Tuesday 6 January 2015

Semiotics is central to understanding life

The problem of sign and sign systems (semiotic systems, symbol systems) is key to understanding what is life from a scientific point of view.

What is the problem of sign? It is the problem of realization of the logical relation between the sign and the denoted. It arises in any material system which controls its state. It arises whenever measurements of state are performed. This is because the process of measurement is part of control. The laws of motion are different from physical states in that the former is a representation of the motion of matter from state to state.

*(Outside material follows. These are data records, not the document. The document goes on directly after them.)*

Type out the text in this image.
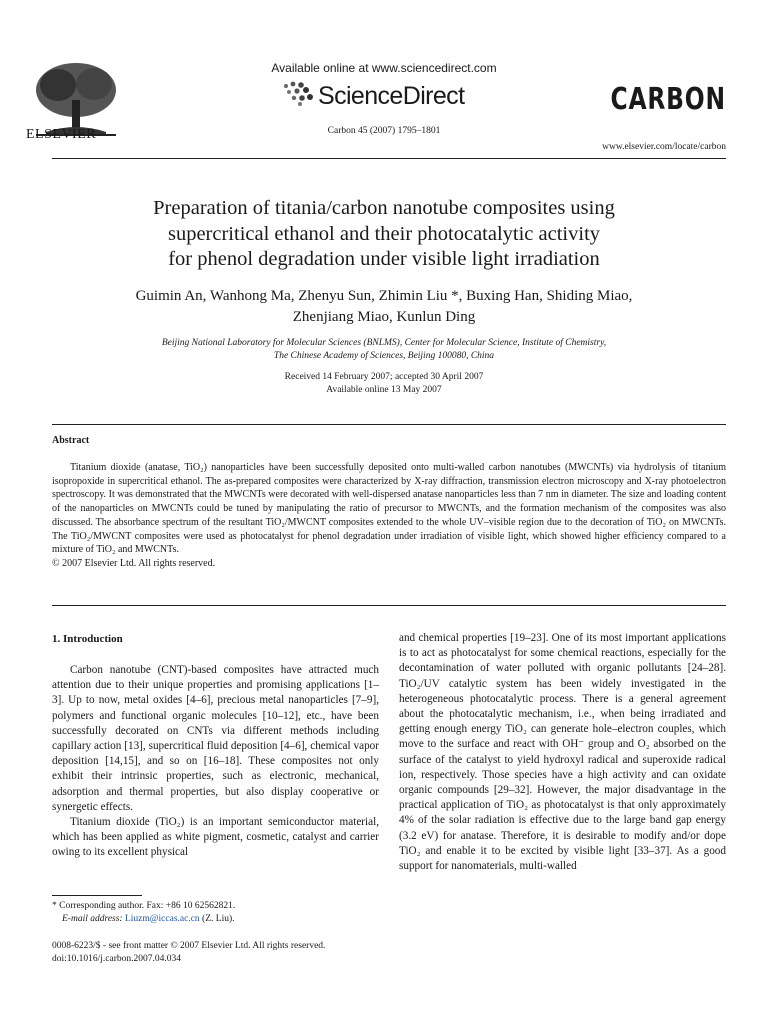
ELSEVIER
Available online at www.sciencedirect.com
ScienceDirect
Carbon 45 (2007) 1795–1801
CARBON
www.elsevier.com/locate/carbon
Preparation of titania/carbon nanotube composites using
supercritical ethanol and their photocatalytic activity
for phenol degradation under visible light irradiation
Guimin An, Wanhong Ma, Zhenyu Sun, Zhimin Liu *, Buxing Han, Shiding Miao,
Zhenjiang Miao, Kunlun Ding
Beijing National Laboratory for Molecular Sciences (BNLMS), Center for Molecular Science, Institute of Chemistry,
The Chinese Academy of Sciences, Beijing 100080, China
Received 14 February 2007; accepted 30 April 2007
Available online 13 May 2007
Abstract

Titanium dioxide (anatase, TiO₂) nanoparticles have been successfully deposited onto multi-walled carbon nanotubes (MWCNTs) via hydrolysis of titanium isopropoxide in supercritical ethanol. The as-prepared composites were characterized by X-ray diffraction, transmission electron microscopy and X-ray photoelectron spectroscopy. It was demonstrated that the MWCNTs were decorated with well-dispersed anatase nanoparticles less than 7 nm in diameter. The size and loading content of the nanoparticles on MWCNTs could be tuned by manipulating the ratio of precursor to MWCNTs, and the formation mechanism of the composites was also discussed. The absorbance spectrum of the resultant TiO₂/MWCNT composites extended to the whole UV–visible region due to the decoration of TiO₂ on MWCNTs. The TiO₂/MWCNT composites were used as photocatalyst for phenol degradation under irradiation of visible light, which showed higher efficiency compared to a mixture of TiO₂ and MWCNTs.

© 2007 Elsevier Ltd. All rights reserved.

1. Introduction

Carbon nanotube (CNT)-based composites have attracted much attention due to their unique properties and promising applications [1–3]. Up to now, metal oxides [4–6], precious metal nanoparticles [7–9], polymers and functional organic molecules [10–12], etc., have been successfully decorated on CNTs via different methods including capillary action [13], supercritical fluid deposition [4–6], chemical vapor deposition [14,15], and so on [16–18]. These composites not only exhibit their intrinsic properties, such as electronic, mechanical, adsorption and thermal properties, but also display cooperative or synergetic effects.

Titanium dioxide (TiO₂) is an important semiconductor material, which has been applied as white pigment, cosmetic, catalyst and carrier owing to its excellent physical

and chemical properties [19–23]. One of its most important applications is to act as photocatalyst for some chemical reactions, especially for the decontamination of water polluted with organic pollutants [24–28]. TiO₂/UV catalytic system has been widely investigated in the heterogeneous photocatalytic process. There is a general agreement about the photocatalytic mechanism, i.e., when being irradiated and getting enough energy TiO₂ can generate hole–electron couples, which move to the surface and react with OH⁻ group and O₂ absorbed on the surface of the catalyst to yield hydroxyl radical and superoxide radical ion, respectively. Those species have a high activity and can oxidate organic compounds [29–32]. However, the major disadvantage in the practical application of TiO₂ as photocatalyst is that only approximately 4% of the solar radiation is effective due to the large band gap energy (3.2 eV) for anatase. Therefore, it is desirable to modify and/or dope TiO₂ and enable it to be excited by visible light [33–37]. As a good support for nanomaterials, multi-walled

* Corresponding author. Fax: +86 10 62562821.
E-mail address: Liuzm@iccas.ac.cn (Z. Liu).
0008-6223/$ - see front matter © 2007 Elsevier Ltd. All rights reserved.
doi:10.1016/j.carbon.2007.04.034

The process of measurement as part of control relies on a symbolic representation of states that is stored in the memory of a measuring device. The controller then reads the symbolic representation mapping it back to states of the controlled system. The process of measurement cannot be described by the laws of motion, according to John von Neumann and Howard Pattee. Measurement is not reducible to the laws of motion.

Examples of sign systems are: natural languages, traffic code, the codon table (aka the genetic code). In the genetic code, signs are DNA nucleotides, the denoted is the amino acids of proteins synthesized, while the conceptual context is the functional proteome of the offspring organism.

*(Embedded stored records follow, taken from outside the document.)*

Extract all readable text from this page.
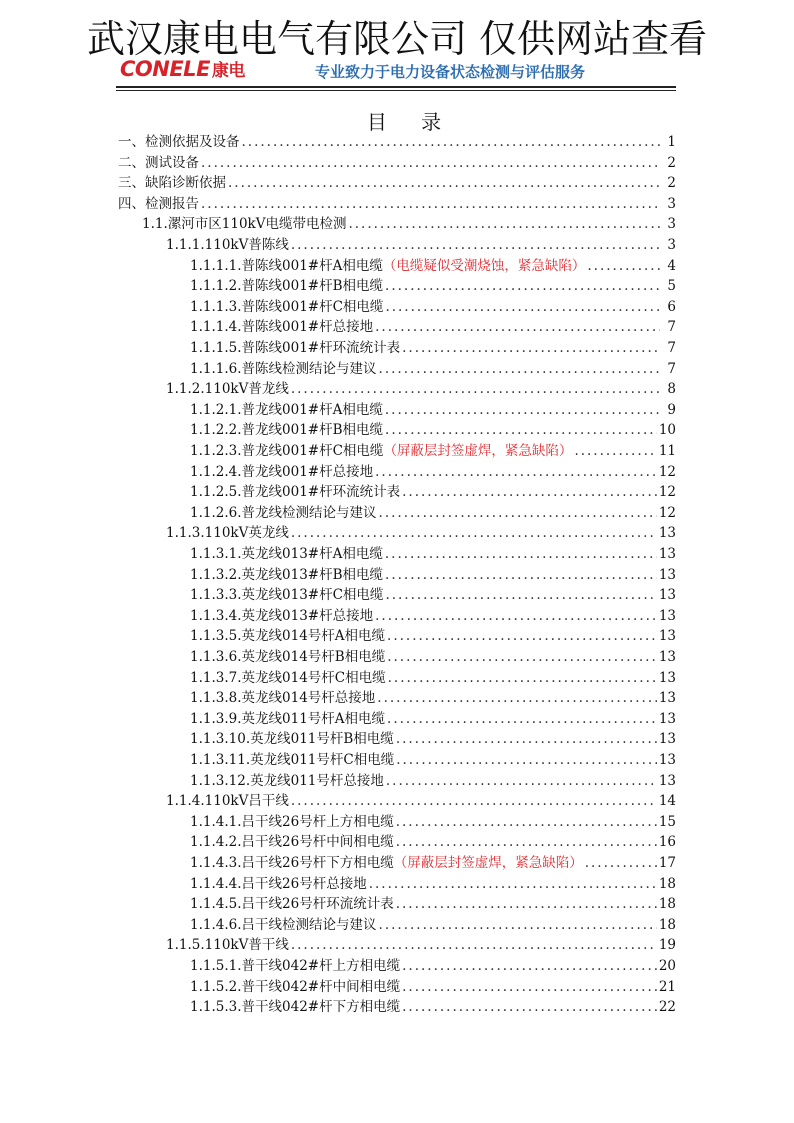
武汉康电电气有限公司 仅供网站查看
CONELE 康电	专业致力于电力设备状态检测与评估服务
目 录
一、检测依据及设备 .....	1
二、测试设备 .....	2
三、缺陷诊断依据 .....	2
四、检测报告 .....	3
1.1.漯河市区110kV电缆带电检测 .....	3
1.1.1.110kV普陈线 .....	3
1.1.1.1.普陈线001#杆A相电缆 （电缆疑似受潮烧蚀，紧急缺陷） .....	4
1.1.1.2.普陈线001#杆B相电缆 .....	5
1.1.1.3.普陈线001#杆C相电缆 .....	6
1.1.1.4.普陈线001#杆总接地 .....	7
1.1.1.5.普陈线001#杆环流统计表 .....	7
1.1.1.6.普陈线检测结论与建议 .....	7
1.1.2.110kV普龙线 .....	8
1.1.2.1.普龙线001#杆A相电缆 .....	9
1.1.2.2.普龙线001#杆B相电缆 .....	10
1.1.2.3.普龙线001#杆C相电缆 （屏蔽层封签虚焊，紧急缺陷） .....	11
1.1.2.4.普龙线001#杆总接地 .....	12
1.1.2.5.普龙线001#杆环流统计表 .....	12
1.1.2.6.普龙线检测结论与建议 .....	12
1.1.3.110kV英龙线 .....	13
1.1.3.1.英龙线013#杆A相电缆 .....	13
1.1.3.2.英龙线013#杆B相电缆 .....	13
1.1.3.3.英龙线013#杆C相电缆 .....	13
1.1.3.4.英龙线013#杆总接地 .....	13
1.1.3.5.英龙线014号杆A相电缆 .....	13
1.1.3.6.英龙线014号杆B相电缆 .....	13
1.1.3.7.英龙线014号杆C相电缆 .....	13
1.1.3.8.英龙线014号杆总接地 .....	13
1.1.3.9.英龙线011号杆A相电缆 .....	13
1.1.3.10.英龙线011号杆B相电缆 .....	13
1.1.3.11.英龙线011号杆C相电缆 .....	13
1.1.3.12.英龙线011号杆总接地 .....	13
1.1.4.110kV吕干线 .....	14
1.1.4.1.吕干线26号杆上方相电缆 .....	15
1.1.4.2.吕干线26号杆中间相电缆 .....	16
1.1.4.3.吕干线26号杆下方相电缆 （屏蔽层封签虚焊，紧急缺陷） .....	17
1.1.4.4.吕干线26号杆总接地 .....	18
1.1.4.5.吕干线26号杆环流统计表 .....	18
1.1.4.6.吕干线检测结论与建议 .....	18
1.1.5.110kV普干线 .....	19
1.1.5.1.普干线042#杆上方相电缆 .....	20
1.1.5.2.普干线042#杆中间相电缆 .....	21
1.1.5.3.普干线042#杆下方相电缆 .....	22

The problem of sign cannot be resolved at the level of the physical implementation of sign systems, i.e. it is not solvable in terms of physics or chemistry alone. Likewise, the problem of message interchange is irreducible to the organization of a message marshalling medium. Indeed, semantically the same message can be relayed in various technical ways: as ASCII code over a computer network, with paper and ink, by gestures, words, as the Morse code over the telegraph wire, etc. Nonetheless, the meaning of the message still remains the same. Consequently, the problem of information interchange is not reducible to physics.

If the problem of sign is to be adequately solved, it must be done with tools of a different level than physical or chemical interactions of matter. A proper toolkit should make use of utility, semantics, pragmatics, concept, context and such like categories. Notably, these notions are part of system analysis and semiotics, not physics or chemistry and they belong to a different level of abstraction altogether.